July 14, 2004
One of our relatives is a young Marine.
He recently decided not to return to the endless bombing in Iraq. He had witnessed too much death.
He never wanted to have a military career, but his options were limited. He, like so many other young Latinos, grew up in poverty and quickly became a victim of the "poverty draft" currently in progress.
The poverty draft is not new. Historically, the sons of poor and working-class Americans have shed their blood for this nation.
Today, the Pentagon is specifically targeting the Latino community for recruitment. Many Latinos essentially become indentured servants in a military system that offers them a promise to fulfill their educational and citizenship goals.
For example, the U.S. Department of Defense grants posthumous citizenship to permanent residents killed in Iraq and extends these benefits to their immediate family members.
Jorge Mariscal, a Vietnam veteran and a professor at the University of California at San Diego, reported in Hispanic Vista last year that the number of permanent resident enlistees jumped from 300 a month, before this reform, to 1,300 a month afterward.
What's more, in July 2002, President Bush dangled another carrot by shortening the waiting time for noncitizens who want to leverage military service for citizenship.

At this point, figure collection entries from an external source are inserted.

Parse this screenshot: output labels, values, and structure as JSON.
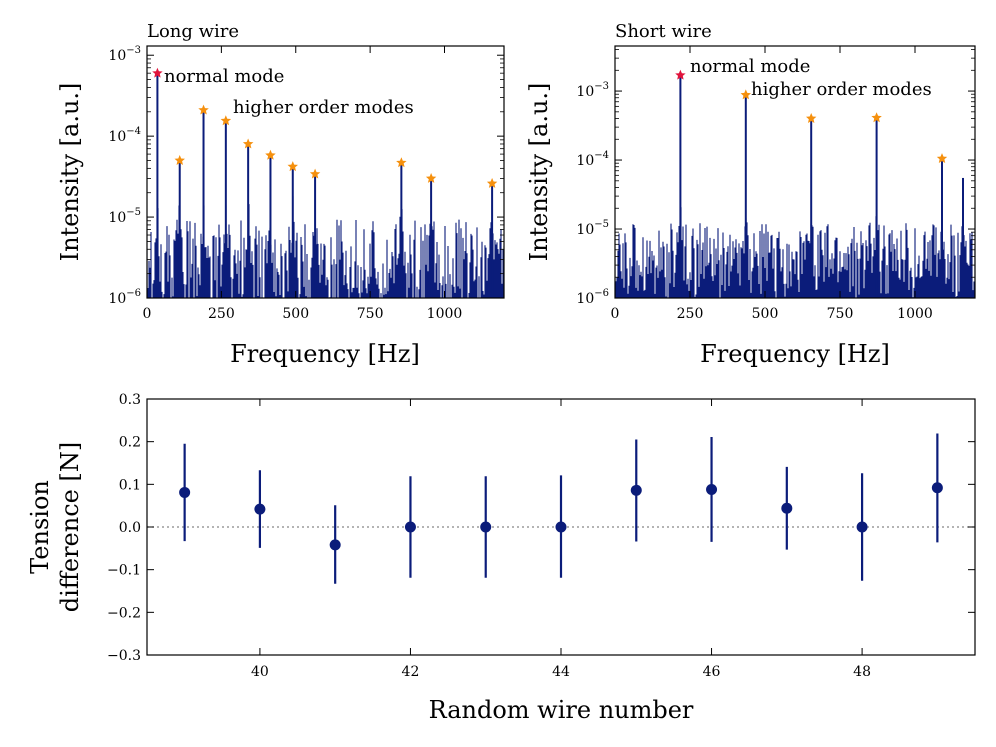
{
  "chart_data": [
    {
      "type": "line",
      "title": "Long wire",
      "xlabel": "Frequency [Hz]",
      "ylabel": "Intensity [a.u.]",
      "yscale": "log",
      "xlim": [
        0,
        1200
      ],
      "ylim": [
        1e-06,
        0.0013
      ],
      "xticks": [
        0,
        250,
        500,
        750,
        1000
      ],
      "xtick_labels": [
        "0",
        "250",
        "500",
        "750",
        "1000"
      ],
      "yticks": [
        1e-06,
        1e-05,
        0.0001,
        0.001
      ],
      "ytick_labels": [
        "10−6",
        "10−5",
        "10−4",
        "10−3"
      ],
      "line_color": "#0b1c7a",
      "noise_floor": 3e-06,
      "normal_mode": {
        "label": "normal mode",
        "frequency": 35,
        "intensity": 0.0006,
        "color": "#e0143c"
      },
      "higher_order_label": "higher order modes",
      "higher_order_color": "#f5900e",
      "higher_order_modes": [
        {
          "frequency": 110,
          "intensity": 5e-05
        },
        {
          "frequency": 190,
          "intensity": 0.00021
        },
        {
          "frequency": 265,
          "intensity": 0.000155
        },
        {
          "frequency": 340,
          "intensity": 8e-05
        },
        {
          "frequency": 415,
          "intensity": 5.8e-05
        },
        {
          "frequency": 490,
          "intensity": 4.2e-05
        },
        {
          "frequency": 565,
          "intensity": 3.4e-05
        },
        {
          "frequency": 855,
          "intensity": 4.7e-05
        },
        {
          "frequency": 955,
          "intensity": 3e-05
        },
        {
          "frequency": 1160,
          "intensity": 2.6e-05
        }
      ]
    },
    {
      "type": "line",
      "title": "Short wire",
      "xlabel": "Frequency [Hz]",
      "ylabel": "Intensity [a.u.]",
      "yscale": "log",
      "xlim": [
        0,
        1200
      ],
      "ylim": [
        1e-06,
        0.0045
      ],
      "xticks": [
        0,
        250,
        500,
        750,
        1000
      ],
      "xtick_labels": [
        "0",
        "250",
        "500",
        "750",
        "1000"
      ],
      "yticks": [
        1e-06,
        1e-05,
        0.0001,
        0.001
      ],
      "ytick_labels": [
        "10−6",
        "10−5",
        "10−4",
        "10−3"
      ],
      "line_color": "#0b1c7a",
      "noise_floor": 4e-06,
      "normal_mode": {
        "label": "normal mode",
        "frequency": 218,
        "intensity": 0.0017,
        "color": "#e0143c"
      },
      "higher_order_label": "higher order modes",
      "higher_order_color": "#f5900e",
      "higher_order_modes": [
        {
          "frequency": 436,
          "intensity": 0.00088
        },
        {
          "frequency": 654,
          "intensity": 0.0004
        },
        {
          "frequency": 872,
          "intensity": 0.00041
        },
        {
          "frequency": 1090,
          "intensity": 0.000105
        }
      ],
      "extra_peaks": [
        {
          "frequency": 1160,
          "intensity": 5.5e-05
        }
      ]
    },
    {
      "type": "scatter",
      "title": "",
      "xlabel": "Random wire number",
      "ylabel": "Tension difference [N]",
      "xlim": [
        38.5,
        49.5
      ],
      "ylim": [
        -0.3,
        0.3
      ],
      "xticks": [
        40,
        42,
        44,
        46,
        48
      ],
      "xtick_labels": [
        "40",
        "42",
        "44",
        "46",
        "48"
      ],
      "yticks": [
        -0.3,
        -0.2,
        -0.1,
        0.0,
        0.1,
        0.2,
        0.3
      ],
      "ytick_labels": [
        "−0.3",
        "−0.2",
        "−0.1",
        "0.0",
        "0.1",
        "0.2",
        "0.3"
      ],
      "reference_line": 0.0,
      "marker_color": "#0b1c7a",
      "points": [
        {
          "x": 39,
          "y": 0.081,
          "err_low": -0.033,
          "err_high": 0.195
        },
        {
          "x": 40,
          "y": 0.042,
          "err_low": -0.049,
          "err_high": 0.133
        },
        {
          "x": 41,
          "y": -0.042,
          "err_low": -0.133,
          "err_high": 0.051
        },
        {
          "x": 42,
          "y": 0.0,
          "err_low": -0.119,
          "err_high": 0.119
        },
        {
          "x": 43,
          "y": 0.0,
          "err_low": -0.119,
          "err_high": 0.119
        },
        {
          "x": 44,
          "y": 0.0,
          "err_low": -0.119,
          "err_high": 0.121
        },
        {
          "x": 45,
          "y": 0.086,
          "err_low": -0.034,
          "err_high": 0.205
        },
        {
          "x": 46,
          "y": 0.088,
          "err_low": -0.035,
          "err_high": 0.211
        },
        {
          "x": 47,
          "y": 0.044,
          "err_low": -0.053,
          "err_high": 0.141
        },
        {
          "x": 48,
          "y": 0.0,
          "err_low": -0.126,
          "err_high": 0.126
        },
        {
          "x": 49,
          "y": 0.092,
          "err_low": -0.036,
          "err_high": 0.219
        }
      ]
    }
  ]
}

Instead of waiting three years, qualified noncitizens on active duty can apply upon enlisting.
News accounts have also found that overzealous military recruiters have traveled to poor border towns in Mexico and indigenous communities in Canada to lure people to join the armed forces with the promise of green cards.

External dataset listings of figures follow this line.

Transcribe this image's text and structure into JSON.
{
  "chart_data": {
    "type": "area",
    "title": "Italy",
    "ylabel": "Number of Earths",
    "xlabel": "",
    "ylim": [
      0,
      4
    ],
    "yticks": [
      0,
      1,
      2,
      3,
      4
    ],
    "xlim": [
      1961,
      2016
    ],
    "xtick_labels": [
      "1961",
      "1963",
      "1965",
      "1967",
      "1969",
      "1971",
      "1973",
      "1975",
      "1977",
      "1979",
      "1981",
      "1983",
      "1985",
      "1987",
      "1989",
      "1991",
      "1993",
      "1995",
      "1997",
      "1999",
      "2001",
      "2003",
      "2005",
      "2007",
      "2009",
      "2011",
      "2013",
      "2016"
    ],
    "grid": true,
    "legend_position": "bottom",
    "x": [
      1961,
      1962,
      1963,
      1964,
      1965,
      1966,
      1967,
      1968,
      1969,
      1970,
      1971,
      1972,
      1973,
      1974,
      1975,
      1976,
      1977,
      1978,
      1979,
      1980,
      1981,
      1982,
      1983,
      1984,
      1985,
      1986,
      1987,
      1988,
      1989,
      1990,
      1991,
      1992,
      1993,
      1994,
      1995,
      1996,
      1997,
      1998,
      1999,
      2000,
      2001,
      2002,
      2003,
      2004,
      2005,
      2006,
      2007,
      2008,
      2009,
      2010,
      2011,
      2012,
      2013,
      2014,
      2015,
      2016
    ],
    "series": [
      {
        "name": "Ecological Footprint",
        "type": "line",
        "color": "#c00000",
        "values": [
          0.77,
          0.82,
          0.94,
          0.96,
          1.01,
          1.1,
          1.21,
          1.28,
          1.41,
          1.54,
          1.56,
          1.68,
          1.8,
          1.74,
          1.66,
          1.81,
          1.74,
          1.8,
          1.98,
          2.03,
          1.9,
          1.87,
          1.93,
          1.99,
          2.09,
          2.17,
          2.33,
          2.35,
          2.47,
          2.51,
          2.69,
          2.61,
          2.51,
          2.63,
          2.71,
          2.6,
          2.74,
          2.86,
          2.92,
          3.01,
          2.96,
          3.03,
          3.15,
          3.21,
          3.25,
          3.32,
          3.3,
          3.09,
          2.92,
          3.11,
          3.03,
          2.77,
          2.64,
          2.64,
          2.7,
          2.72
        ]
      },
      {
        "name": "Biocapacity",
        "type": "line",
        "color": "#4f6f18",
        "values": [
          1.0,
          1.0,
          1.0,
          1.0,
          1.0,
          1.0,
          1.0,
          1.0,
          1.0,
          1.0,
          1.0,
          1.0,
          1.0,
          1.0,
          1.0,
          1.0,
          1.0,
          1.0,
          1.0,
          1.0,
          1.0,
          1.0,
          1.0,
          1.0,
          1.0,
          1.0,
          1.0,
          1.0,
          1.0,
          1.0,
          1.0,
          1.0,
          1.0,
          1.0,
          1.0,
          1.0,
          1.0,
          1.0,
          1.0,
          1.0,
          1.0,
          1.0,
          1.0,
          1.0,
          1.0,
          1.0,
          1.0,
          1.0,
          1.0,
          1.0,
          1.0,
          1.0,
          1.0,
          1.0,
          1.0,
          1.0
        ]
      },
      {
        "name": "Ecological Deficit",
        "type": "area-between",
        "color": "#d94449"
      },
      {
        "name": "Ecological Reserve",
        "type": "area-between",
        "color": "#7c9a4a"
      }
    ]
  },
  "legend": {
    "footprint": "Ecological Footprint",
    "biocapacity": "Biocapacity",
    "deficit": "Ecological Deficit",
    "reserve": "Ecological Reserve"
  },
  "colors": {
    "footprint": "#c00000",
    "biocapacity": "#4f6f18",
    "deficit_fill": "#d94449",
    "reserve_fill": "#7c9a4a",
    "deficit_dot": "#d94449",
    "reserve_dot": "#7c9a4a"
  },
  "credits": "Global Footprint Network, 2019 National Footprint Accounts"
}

Under the Clinton-era Hispanic Access Initiative, recruiters are given carte blanche to target high schools and colleges with a predominantly Latino student body. They can even obtain access to high school students' addresses and phone numbers and are free to contact them at home unless parents object.
Budget cuts to social and public services often leave many Latinos, like our relative, with little other recourse but to enlist in the military. Add the increasing unemployment and economic instability, and a spiral of despair begins unfolding.
The irony is that Latinos fight for the freedom, peace and equality rarely afforded to them. If many Latinos could exercise their freedom, higher education would be a viable option -- not just a dream.
Many Latinos complete their military service only to find that just one-third of all military personnel actually ever receive money toward higher education, according to the Central Committee for Conscientious Objectors.
As for peace, many Latinos come from communities that suffer from systematic violence. This violence includes police brutality, gang activity, domestic violence and drug abuse. One can't help to wonder how Latinos from these disenfranchised communities are expected to deliver harmony to a foreign country when they themselves can't experience it in their own neighborhoods.
Once in the service, people of color do not have as much opportunity for advancement. "People of color represent one-third of all enlisted personnel but only one-eighth of the officers," the Central Committee for Conscientious Objectors reports. This translates into Latinos still earning less money than their white counterparts.
Even though the armed forces declares itself as an avenue toward reaching the American dream, for many it turns out to be a nightmare. Risking your own life and having to kill others are gruesome realities that are daily becoming more palpable to Americans.
As the coffins continue to arrive, the promise of money toward education, career training and posthumous citizenship becomes meaningless.
Some Latinos, like our relative, are realizing that even the American Dream is not worth the demoralizing and dehumanizing effects of war.